The September quarterly report had predicted September/November farrowings would be up 1.4 percent and December/February farrowings would increase 3.2 percent compared to a year earlier. But the October report, reflecting what took place during the month of September told a different story. The monthly report showed that September farrowings were down 0.6 percent, and the number of sows and gilts bred during last month was up only 1 percent compared to September 2000.

The farrowing numbers point to smaller than expected slaughter numbers in 2002. This comes as a relief, as there was concern over slaughter capacity for the coming year, especially in the 4th quarter.
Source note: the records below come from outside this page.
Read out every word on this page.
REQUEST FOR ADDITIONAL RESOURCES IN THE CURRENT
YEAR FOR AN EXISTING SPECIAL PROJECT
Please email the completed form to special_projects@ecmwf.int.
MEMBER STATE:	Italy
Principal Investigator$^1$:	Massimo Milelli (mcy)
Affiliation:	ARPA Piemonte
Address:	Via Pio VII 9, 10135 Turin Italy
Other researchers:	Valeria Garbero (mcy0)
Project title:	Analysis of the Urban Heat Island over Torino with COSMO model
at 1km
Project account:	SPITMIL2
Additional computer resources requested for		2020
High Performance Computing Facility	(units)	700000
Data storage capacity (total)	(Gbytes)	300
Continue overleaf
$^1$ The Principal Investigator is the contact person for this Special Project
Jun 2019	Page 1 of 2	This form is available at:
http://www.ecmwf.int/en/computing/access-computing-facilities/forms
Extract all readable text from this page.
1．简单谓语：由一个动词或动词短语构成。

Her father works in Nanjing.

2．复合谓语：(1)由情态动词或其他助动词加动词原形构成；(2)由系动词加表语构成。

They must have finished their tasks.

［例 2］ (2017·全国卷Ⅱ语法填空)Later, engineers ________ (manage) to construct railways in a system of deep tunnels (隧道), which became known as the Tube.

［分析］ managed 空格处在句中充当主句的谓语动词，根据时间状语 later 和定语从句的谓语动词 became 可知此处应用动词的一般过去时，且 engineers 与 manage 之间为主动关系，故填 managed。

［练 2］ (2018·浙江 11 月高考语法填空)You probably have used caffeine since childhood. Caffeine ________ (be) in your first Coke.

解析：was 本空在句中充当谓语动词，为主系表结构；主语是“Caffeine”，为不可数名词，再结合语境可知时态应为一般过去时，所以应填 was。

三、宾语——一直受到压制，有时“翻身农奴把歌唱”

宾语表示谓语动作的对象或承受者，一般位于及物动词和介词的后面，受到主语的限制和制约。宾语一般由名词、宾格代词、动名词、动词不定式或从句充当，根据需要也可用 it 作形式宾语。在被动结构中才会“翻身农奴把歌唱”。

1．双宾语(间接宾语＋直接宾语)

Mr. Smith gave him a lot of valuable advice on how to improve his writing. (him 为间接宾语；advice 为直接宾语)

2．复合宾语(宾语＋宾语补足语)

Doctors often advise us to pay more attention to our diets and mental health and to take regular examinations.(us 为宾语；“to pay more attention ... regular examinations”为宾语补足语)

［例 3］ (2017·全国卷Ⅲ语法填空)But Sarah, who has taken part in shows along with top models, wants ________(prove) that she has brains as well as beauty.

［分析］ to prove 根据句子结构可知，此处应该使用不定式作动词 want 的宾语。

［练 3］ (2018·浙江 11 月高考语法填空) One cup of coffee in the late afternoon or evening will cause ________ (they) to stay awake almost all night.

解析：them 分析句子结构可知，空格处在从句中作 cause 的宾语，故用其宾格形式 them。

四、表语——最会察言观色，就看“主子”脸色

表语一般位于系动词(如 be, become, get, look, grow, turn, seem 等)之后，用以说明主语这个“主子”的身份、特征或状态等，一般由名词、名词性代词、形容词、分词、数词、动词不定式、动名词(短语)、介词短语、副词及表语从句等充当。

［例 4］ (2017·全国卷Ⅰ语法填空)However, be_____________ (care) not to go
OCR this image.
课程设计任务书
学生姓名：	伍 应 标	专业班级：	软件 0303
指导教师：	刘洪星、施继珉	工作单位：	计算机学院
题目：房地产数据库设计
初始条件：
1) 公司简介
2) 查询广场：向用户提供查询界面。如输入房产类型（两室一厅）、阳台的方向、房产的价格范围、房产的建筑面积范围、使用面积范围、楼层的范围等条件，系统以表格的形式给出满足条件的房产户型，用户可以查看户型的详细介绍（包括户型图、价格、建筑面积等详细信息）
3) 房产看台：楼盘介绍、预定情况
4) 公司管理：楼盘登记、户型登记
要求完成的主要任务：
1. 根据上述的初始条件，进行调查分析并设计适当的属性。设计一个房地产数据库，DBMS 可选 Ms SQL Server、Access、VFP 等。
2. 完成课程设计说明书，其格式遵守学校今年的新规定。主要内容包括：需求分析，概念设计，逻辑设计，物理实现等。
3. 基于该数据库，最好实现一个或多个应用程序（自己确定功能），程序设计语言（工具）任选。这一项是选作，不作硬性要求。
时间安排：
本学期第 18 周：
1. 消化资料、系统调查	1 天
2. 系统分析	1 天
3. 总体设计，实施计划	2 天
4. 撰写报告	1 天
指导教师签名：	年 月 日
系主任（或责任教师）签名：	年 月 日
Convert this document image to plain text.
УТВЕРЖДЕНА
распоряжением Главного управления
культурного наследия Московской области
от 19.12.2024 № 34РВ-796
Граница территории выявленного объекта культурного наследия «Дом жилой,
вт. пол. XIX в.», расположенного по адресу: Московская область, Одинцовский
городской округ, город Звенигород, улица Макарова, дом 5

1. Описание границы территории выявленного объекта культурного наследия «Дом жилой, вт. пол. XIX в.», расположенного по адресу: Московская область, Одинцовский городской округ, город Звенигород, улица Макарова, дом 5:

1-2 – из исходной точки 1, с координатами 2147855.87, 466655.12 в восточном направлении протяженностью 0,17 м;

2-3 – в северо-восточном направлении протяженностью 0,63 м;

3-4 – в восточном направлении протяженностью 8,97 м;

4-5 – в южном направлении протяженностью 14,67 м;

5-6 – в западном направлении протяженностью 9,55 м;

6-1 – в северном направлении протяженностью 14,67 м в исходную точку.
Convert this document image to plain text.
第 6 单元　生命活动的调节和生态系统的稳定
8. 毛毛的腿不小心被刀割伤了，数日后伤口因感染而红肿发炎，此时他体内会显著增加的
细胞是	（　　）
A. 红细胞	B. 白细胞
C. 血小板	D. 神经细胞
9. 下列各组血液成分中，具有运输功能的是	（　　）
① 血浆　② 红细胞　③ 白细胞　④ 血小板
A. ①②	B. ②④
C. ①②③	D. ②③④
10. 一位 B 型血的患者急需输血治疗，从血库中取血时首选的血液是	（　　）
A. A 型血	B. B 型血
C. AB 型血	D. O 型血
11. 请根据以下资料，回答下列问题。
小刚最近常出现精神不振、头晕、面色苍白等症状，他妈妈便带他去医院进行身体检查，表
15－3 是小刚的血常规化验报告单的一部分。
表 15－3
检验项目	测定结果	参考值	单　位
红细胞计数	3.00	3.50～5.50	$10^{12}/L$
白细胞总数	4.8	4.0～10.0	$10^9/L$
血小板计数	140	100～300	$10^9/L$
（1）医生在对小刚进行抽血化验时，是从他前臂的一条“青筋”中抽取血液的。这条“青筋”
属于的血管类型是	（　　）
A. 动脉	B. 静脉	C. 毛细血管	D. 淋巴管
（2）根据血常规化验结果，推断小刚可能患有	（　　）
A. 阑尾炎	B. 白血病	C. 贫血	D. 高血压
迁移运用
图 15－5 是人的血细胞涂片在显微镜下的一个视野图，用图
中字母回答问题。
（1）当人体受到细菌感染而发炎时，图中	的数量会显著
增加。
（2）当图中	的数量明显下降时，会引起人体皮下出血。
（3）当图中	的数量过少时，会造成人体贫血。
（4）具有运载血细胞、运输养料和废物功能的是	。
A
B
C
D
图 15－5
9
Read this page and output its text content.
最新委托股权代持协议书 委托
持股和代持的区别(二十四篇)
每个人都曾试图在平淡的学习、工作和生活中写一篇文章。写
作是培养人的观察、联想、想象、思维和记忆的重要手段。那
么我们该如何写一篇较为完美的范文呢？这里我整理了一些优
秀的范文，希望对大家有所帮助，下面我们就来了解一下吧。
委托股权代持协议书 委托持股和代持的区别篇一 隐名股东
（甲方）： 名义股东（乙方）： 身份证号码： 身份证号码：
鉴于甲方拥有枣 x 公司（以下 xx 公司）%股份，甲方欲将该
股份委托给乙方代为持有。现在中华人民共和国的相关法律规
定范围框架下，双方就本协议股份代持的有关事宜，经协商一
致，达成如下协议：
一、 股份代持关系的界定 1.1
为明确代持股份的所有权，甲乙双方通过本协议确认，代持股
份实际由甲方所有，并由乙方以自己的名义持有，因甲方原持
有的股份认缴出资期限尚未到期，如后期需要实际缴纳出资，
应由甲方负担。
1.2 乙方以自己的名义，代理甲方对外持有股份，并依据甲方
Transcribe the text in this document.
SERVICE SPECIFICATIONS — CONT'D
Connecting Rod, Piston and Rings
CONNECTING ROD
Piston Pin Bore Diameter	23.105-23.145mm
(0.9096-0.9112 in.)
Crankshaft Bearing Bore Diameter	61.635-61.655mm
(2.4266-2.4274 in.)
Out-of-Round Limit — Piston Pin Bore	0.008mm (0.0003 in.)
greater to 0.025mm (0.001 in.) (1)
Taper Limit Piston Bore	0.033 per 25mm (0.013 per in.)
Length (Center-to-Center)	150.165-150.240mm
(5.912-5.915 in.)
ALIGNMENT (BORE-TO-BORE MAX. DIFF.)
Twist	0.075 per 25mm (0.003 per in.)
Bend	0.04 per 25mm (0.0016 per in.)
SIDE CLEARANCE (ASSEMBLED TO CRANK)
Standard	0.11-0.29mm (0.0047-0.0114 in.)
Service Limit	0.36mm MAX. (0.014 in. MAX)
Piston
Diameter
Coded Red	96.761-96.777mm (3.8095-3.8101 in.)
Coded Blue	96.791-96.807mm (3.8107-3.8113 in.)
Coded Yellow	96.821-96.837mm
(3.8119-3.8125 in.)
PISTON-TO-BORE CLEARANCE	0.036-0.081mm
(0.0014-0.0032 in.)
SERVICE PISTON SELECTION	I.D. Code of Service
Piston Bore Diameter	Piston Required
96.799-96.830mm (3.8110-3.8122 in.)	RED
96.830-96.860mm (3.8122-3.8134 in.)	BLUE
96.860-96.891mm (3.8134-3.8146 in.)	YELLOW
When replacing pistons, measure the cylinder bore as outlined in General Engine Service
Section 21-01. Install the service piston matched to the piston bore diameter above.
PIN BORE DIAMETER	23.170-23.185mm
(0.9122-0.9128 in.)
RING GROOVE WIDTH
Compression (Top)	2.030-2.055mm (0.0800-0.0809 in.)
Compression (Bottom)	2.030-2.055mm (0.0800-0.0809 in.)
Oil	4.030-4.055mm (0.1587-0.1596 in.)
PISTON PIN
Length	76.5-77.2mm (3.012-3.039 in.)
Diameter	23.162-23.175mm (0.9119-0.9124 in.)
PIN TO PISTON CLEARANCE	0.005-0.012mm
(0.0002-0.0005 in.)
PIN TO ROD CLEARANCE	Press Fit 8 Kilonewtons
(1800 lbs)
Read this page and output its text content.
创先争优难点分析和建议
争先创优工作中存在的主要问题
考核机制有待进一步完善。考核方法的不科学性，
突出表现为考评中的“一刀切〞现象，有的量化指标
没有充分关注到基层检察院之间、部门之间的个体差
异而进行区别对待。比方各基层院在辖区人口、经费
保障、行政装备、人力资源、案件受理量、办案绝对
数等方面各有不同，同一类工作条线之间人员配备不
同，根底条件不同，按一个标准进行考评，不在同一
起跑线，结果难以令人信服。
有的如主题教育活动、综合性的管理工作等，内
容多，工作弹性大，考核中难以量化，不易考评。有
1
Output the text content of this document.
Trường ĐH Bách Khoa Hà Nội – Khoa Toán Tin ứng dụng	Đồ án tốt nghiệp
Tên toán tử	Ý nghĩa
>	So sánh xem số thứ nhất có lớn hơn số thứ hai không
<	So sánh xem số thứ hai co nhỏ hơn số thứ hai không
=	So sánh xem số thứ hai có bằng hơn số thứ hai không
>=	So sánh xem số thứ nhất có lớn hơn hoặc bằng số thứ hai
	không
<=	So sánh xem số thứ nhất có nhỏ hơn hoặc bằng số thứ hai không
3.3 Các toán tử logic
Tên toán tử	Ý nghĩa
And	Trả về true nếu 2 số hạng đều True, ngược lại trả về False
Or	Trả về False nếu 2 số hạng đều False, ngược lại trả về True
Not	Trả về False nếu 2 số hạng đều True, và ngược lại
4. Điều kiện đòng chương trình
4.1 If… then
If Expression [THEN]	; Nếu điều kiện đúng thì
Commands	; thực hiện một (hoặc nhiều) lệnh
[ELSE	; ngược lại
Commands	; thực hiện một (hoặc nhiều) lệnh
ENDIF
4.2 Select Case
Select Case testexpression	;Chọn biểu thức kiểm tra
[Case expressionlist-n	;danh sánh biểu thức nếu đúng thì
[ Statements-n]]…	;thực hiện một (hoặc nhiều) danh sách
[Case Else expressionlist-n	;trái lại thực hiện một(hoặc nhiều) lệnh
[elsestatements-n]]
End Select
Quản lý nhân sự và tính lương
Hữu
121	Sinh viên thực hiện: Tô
Another factor that appears likely to reduce 2002 slaughter is the fact that productivity gains are slowing. The sow and gilt inventory is down 1.4 percent, while last month’s farrowings were down 0.6 percent and pigs per litter were up only 0.5 percent. This is a much slower rate of productivity growth than during the past few years.

September’s pig crop was slightly less than the September 2000 pig crop. Sows farrowing during September totaled 964,000 head, 1 percent below September 2000. The sow and gilt inventory on Oct. 1, 2001 was 5.99 million head, 1 percent below Oct. 1, 2000. U.S. sows and gilts bred during September totaled 1.17 million head, up 1 percent from the same month a year ago.